Willison’s interlaced fingers began to dig into the backs of her hands.
“How many defendants altogether?”
“Two hundred or so. Maybe more. They did two racketeering indictments with about thirty defendants each.”
Rose looked at Willison, then swung down. “Are you ready to disclose grand jury misconduct to two hundred defense lawyers? Ready to answer two hundred motions to dismiss? Maybe a hundred speedy trial motions? Maybe even a bunch of grand jury abuse motions? When we don’t even know for sure what happened?”
Willison shook her head, but held his gaze.
Rose reached for his pen, then began drumming it on the conference table, looking from face to face, lowered eyes ducking guilt by association.

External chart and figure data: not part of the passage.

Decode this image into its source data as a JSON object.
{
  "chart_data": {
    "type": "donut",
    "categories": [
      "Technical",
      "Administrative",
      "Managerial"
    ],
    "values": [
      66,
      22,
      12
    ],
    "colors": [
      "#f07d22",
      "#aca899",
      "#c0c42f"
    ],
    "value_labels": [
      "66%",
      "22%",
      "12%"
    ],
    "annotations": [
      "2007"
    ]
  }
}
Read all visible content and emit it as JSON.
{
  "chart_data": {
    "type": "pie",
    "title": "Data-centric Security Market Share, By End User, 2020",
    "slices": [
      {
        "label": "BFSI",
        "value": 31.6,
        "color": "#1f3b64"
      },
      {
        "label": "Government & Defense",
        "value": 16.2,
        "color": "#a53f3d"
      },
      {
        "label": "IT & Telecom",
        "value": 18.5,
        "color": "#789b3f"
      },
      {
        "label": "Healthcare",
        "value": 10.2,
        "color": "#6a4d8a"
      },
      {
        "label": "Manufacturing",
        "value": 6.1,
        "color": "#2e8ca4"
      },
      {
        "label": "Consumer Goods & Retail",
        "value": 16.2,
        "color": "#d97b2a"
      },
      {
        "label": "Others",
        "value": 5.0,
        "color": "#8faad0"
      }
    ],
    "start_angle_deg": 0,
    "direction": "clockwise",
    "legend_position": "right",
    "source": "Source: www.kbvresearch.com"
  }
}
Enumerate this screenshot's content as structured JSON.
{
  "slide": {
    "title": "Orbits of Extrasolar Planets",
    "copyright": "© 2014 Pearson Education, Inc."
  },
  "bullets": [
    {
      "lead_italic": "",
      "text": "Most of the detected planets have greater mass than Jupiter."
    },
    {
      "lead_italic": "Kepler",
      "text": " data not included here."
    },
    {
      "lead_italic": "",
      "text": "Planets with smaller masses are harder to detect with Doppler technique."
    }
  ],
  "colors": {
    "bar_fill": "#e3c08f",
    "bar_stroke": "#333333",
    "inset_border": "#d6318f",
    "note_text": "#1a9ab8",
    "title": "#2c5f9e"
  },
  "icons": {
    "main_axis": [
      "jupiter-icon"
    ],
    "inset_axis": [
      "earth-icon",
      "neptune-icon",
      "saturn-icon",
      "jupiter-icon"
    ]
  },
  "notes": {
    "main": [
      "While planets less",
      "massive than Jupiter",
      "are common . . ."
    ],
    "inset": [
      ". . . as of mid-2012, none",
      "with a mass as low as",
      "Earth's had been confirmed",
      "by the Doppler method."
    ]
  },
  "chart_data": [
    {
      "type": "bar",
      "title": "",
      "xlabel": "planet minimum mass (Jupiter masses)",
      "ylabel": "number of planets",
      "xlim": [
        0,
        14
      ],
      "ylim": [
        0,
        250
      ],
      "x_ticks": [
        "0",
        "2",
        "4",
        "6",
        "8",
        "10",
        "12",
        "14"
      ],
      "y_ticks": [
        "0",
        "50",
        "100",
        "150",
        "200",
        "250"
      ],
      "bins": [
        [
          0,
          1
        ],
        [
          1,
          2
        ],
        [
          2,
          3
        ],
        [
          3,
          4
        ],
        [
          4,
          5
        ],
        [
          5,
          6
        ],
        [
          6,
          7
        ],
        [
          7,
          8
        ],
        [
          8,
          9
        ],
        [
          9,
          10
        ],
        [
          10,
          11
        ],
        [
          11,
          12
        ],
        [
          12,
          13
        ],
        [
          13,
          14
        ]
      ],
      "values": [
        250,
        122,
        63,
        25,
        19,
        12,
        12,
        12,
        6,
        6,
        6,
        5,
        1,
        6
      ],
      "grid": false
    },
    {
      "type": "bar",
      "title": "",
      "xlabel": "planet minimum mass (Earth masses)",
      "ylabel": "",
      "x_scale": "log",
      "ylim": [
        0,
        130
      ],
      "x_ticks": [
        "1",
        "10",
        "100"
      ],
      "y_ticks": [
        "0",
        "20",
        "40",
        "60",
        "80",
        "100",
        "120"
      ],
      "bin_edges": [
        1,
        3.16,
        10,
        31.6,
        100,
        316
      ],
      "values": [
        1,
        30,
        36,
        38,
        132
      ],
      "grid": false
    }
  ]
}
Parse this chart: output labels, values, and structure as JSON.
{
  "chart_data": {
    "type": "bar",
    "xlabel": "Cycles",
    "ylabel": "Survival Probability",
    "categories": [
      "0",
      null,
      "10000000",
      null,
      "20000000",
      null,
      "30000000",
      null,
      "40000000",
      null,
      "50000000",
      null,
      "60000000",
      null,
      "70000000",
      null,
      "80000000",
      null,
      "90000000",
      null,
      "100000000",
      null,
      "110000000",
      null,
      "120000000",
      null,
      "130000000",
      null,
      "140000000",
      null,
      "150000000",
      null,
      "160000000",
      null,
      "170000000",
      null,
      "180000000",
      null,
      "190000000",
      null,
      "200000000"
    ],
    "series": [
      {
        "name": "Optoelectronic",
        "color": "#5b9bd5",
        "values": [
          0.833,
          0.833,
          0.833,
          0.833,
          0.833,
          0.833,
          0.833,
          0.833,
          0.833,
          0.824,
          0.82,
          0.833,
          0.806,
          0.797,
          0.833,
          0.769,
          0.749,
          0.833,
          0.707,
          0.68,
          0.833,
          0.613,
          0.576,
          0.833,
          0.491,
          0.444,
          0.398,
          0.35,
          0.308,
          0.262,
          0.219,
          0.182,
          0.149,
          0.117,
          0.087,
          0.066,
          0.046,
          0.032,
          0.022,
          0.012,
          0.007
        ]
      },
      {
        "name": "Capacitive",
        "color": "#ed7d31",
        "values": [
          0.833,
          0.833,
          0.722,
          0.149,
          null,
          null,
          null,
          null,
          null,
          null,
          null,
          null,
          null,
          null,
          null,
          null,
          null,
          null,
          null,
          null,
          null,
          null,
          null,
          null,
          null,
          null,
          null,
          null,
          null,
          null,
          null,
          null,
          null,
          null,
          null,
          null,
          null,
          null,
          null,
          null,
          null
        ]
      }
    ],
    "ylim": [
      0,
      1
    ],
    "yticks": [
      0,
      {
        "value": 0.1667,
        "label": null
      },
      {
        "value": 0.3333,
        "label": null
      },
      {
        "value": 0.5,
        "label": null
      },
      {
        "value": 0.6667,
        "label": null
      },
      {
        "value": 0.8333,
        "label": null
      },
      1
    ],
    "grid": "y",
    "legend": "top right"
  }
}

“I see there aren’t any volunteers for a little motion exercise.”
Rose exhaled. It was moments like these that reminded him how much easier life was on the bench. He took the U.S. Attorney appointment only to get his name in the media to set up a run for governor, and planned to kick it off with Burch’s indictment and a no-one-is-above-the-law-time-to-get-the-big-time-lawyers press conference. But grand jury problems were messy. The public wouldn’t understand and the mess would slop back onto him.
Rose glanced at Peterson. “You and I need to visit the chief judge. Anybody have anything else?” Rose paused, then looked around the table. “No? Then we’re done.”
The chief judge cleared his calendar for the meeting, and later that day Peterson called Zink into his office.